WackyRabbit7 my apologies for the lack of background in my answer 🙂
Let me start from the top, one of the goal of the trains-agent is to reproduce the "original" execution environment. Once that is done, it will launch the code and monitor it. In order to reproduce the original execution environment, trains-agent will install all the needed python packages, pull the code, and apply the uncommitted changes.
If your entire environment is python based, then virtual-environment mode is probably the easiest starting point.
But sometimes python environment only is not enough, for example switching between CUDA / Nvidia drivers, or nvidia-apex package which cannot be easily downloaded, or any other software you need to install that is outside the pythonic realm.
In order to achieve this, you can specific a base docker (one that you already premade, with the non-pythonic stuuff already preinstalled in the docker), and then trains-agent will do the entire thing (code/python paclages/monitoring) inside the docker.

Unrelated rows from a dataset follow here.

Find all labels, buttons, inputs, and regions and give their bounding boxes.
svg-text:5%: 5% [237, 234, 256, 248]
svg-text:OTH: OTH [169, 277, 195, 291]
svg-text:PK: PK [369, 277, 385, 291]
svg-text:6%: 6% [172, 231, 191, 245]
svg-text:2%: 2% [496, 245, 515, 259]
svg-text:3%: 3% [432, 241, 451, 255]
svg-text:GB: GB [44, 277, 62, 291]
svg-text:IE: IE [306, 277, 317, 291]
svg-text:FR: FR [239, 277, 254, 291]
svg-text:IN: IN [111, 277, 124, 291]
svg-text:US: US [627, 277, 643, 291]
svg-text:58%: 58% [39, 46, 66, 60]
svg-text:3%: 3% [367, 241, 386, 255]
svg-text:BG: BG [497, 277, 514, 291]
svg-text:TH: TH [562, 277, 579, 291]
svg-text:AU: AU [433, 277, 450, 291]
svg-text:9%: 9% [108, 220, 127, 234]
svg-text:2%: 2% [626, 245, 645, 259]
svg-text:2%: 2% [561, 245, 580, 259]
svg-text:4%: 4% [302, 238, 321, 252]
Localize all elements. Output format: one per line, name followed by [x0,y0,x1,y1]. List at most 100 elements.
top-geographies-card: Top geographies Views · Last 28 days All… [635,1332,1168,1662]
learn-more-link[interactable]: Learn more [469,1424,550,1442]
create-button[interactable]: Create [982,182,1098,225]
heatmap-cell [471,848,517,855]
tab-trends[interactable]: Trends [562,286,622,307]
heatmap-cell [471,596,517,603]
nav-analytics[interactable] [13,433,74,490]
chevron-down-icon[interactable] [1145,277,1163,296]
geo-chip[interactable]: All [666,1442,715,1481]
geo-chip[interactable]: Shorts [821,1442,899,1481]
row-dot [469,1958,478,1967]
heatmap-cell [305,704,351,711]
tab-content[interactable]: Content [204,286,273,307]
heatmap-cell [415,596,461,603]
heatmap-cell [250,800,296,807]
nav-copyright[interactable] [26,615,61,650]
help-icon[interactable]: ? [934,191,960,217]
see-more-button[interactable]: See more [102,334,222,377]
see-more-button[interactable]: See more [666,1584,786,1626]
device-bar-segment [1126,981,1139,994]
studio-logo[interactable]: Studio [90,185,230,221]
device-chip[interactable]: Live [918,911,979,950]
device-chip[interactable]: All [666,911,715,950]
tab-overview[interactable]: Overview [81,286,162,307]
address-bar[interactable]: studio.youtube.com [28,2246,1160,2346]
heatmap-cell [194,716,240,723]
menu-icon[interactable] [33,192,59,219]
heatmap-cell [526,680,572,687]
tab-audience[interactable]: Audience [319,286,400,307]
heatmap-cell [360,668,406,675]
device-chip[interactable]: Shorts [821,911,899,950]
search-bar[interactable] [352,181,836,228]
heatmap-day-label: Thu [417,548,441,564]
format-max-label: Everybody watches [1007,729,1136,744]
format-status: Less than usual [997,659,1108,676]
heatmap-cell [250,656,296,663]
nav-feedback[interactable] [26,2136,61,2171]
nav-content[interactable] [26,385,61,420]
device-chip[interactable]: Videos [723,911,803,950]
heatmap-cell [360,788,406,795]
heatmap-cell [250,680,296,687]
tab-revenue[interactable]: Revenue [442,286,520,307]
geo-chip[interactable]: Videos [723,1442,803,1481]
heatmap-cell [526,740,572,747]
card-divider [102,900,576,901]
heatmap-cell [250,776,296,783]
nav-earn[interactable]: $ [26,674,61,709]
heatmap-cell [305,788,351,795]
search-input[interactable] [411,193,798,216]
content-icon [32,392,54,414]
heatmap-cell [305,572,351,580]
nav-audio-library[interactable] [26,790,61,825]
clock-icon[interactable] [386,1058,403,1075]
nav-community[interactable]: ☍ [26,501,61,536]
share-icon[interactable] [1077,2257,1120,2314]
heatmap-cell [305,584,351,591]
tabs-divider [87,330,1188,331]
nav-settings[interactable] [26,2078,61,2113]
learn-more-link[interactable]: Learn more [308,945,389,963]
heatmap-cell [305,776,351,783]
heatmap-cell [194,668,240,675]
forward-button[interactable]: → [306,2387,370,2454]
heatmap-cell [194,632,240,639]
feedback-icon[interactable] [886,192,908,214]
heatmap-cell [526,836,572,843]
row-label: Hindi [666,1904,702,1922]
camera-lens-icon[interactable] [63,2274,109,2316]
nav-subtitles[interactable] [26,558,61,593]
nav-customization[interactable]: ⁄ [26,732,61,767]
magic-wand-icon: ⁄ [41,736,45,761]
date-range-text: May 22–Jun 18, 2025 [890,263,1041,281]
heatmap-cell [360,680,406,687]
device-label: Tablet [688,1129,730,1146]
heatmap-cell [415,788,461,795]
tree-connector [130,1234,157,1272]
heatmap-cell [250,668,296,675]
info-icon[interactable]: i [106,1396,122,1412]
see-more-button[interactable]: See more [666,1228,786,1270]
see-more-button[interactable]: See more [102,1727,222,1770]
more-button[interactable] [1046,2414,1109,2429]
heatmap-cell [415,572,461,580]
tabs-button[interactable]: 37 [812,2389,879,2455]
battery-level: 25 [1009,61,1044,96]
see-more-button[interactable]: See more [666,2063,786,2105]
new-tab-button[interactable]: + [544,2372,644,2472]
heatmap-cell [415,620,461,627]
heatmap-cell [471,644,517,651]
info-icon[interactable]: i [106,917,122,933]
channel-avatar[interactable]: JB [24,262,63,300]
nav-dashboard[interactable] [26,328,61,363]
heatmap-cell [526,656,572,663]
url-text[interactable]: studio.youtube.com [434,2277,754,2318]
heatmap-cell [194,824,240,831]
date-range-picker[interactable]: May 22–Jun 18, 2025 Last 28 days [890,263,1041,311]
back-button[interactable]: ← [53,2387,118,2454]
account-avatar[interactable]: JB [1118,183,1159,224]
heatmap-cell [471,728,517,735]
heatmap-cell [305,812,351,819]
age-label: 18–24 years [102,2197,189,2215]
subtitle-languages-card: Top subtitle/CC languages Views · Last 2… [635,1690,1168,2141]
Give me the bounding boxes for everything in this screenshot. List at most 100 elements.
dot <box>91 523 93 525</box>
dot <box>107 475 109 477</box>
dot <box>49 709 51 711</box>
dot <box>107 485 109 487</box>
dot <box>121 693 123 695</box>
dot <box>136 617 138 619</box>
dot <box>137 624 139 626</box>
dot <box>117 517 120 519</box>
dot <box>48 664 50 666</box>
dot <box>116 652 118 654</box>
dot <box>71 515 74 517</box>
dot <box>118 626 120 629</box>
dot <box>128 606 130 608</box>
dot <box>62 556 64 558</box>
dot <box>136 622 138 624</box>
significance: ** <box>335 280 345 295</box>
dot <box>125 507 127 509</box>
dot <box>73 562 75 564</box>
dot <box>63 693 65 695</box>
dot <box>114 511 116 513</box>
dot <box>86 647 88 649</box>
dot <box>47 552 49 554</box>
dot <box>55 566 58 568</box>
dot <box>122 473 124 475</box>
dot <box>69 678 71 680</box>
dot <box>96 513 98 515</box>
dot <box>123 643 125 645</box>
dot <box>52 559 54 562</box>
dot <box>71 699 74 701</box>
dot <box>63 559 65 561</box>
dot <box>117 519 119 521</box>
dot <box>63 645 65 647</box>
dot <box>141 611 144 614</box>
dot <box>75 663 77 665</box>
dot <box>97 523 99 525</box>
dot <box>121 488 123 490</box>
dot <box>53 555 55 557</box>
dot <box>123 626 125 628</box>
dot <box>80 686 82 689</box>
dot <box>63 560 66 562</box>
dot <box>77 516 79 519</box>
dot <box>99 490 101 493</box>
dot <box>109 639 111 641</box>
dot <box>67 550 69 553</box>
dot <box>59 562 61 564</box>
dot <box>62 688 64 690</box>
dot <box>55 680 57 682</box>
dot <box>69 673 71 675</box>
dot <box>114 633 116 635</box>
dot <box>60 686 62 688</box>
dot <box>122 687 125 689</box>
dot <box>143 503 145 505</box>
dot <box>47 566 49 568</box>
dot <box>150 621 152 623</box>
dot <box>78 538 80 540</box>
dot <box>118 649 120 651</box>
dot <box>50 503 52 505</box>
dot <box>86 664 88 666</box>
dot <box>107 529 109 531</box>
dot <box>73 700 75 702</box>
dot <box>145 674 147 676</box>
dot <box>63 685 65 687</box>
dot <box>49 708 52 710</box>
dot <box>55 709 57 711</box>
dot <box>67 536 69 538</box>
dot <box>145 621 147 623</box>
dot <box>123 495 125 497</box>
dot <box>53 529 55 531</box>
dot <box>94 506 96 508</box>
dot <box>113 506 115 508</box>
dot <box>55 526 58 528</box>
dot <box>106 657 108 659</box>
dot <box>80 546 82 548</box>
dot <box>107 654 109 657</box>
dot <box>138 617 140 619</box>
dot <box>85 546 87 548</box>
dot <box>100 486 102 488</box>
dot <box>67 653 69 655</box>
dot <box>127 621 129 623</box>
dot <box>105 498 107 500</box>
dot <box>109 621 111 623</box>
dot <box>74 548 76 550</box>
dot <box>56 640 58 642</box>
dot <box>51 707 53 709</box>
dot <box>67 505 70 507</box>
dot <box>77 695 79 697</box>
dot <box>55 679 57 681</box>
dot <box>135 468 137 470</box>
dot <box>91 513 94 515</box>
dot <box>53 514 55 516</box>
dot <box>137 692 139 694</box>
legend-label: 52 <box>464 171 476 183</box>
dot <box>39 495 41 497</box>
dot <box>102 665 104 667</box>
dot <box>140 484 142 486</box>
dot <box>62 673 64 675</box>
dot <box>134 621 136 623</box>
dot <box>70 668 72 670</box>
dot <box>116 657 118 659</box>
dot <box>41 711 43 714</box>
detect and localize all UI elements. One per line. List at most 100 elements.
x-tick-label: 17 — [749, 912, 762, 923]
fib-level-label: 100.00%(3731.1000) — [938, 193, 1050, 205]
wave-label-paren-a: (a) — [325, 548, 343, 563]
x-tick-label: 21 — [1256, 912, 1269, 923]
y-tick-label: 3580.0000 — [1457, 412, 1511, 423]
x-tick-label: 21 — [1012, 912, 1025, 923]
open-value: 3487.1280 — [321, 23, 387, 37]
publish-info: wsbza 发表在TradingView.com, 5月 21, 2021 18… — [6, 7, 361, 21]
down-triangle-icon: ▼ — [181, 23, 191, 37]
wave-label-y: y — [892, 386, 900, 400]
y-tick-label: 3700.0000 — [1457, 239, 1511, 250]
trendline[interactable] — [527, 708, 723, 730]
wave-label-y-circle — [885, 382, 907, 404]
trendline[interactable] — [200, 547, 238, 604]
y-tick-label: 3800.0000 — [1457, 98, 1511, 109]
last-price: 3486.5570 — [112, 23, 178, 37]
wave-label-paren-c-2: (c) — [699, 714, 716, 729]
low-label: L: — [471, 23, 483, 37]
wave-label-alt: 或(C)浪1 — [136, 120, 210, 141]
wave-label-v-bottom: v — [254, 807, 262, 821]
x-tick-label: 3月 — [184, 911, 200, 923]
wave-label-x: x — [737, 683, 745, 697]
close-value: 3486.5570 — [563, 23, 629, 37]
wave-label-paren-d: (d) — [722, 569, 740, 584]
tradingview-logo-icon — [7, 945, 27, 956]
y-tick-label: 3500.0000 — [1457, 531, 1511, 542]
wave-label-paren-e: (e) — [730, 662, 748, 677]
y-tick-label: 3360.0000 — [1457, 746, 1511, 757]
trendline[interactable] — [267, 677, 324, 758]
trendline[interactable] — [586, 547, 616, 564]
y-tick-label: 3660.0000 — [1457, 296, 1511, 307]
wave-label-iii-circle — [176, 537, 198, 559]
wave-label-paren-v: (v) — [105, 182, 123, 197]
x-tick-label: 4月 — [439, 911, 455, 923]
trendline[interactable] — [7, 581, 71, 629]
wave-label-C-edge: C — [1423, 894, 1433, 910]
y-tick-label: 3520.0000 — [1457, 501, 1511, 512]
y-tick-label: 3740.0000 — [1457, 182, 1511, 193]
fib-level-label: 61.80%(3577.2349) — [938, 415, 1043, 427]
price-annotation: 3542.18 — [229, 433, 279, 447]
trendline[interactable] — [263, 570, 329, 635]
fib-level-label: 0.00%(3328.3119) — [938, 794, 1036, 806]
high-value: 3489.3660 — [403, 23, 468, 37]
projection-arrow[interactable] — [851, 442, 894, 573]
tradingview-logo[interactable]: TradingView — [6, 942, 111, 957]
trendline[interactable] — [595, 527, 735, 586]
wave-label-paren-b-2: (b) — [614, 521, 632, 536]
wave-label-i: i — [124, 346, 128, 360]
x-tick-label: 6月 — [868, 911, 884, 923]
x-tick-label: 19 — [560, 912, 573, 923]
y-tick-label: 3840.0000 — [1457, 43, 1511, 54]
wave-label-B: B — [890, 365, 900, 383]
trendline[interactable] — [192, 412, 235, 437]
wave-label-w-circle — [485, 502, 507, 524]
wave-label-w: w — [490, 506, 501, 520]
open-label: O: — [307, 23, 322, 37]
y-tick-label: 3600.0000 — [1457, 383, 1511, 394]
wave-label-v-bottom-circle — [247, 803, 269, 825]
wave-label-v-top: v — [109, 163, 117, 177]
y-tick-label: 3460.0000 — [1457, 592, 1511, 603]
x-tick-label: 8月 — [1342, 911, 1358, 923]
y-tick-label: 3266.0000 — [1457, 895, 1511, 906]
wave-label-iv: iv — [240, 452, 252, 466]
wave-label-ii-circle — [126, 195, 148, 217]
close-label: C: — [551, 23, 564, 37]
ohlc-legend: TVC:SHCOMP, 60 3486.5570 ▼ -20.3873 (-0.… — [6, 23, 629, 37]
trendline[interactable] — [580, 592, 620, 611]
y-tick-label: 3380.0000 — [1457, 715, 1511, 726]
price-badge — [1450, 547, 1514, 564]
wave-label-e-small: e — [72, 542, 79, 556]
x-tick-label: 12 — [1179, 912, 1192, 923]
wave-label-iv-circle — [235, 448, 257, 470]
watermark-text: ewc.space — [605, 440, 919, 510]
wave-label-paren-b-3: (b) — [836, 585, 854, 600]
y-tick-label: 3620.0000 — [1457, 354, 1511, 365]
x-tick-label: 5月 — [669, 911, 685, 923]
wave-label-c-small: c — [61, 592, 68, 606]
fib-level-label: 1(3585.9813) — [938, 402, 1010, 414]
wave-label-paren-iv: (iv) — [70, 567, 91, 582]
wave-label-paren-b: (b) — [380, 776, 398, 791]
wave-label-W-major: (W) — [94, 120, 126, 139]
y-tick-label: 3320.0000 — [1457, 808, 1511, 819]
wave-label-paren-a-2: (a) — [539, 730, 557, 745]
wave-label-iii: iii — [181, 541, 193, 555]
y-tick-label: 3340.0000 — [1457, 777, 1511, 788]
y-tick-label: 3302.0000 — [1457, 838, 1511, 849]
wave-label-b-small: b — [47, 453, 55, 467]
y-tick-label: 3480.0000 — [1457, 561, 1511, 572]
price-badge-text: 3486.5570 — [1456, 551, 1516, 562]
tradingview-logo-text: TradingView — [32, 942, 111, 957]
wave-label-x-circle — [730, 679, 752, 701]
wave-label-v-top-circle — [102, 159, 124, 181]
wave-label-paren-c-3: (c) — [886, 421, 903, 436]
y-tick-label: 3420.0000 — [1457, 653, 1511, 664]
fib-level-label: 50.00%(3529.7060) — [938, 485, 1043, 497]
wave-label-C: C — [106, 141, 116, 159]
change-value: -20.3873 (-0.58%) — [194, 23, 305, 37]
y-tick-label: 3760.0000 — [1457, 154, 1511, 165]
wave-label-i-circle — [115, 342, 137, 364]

This means this docker is like a base machine level setup for the experiment.
When running in docker mode, the default docker used is nvidia/cuda
, and if no docker image is specified on the experiment, the nvidia/cuda docker will be used. A user can also specify any other base-docker, for example the horovod
docker or a docker you have built internally with all your non-python code already compiled and installed.
This all means that selecting a base docker for an experiment execution is just another parameter on the Task, that can be edited from the UI, like python packages. This also means that you don't need to build many docker images, and that you can use any docker from docker-hub, as base setup .
Make sense ?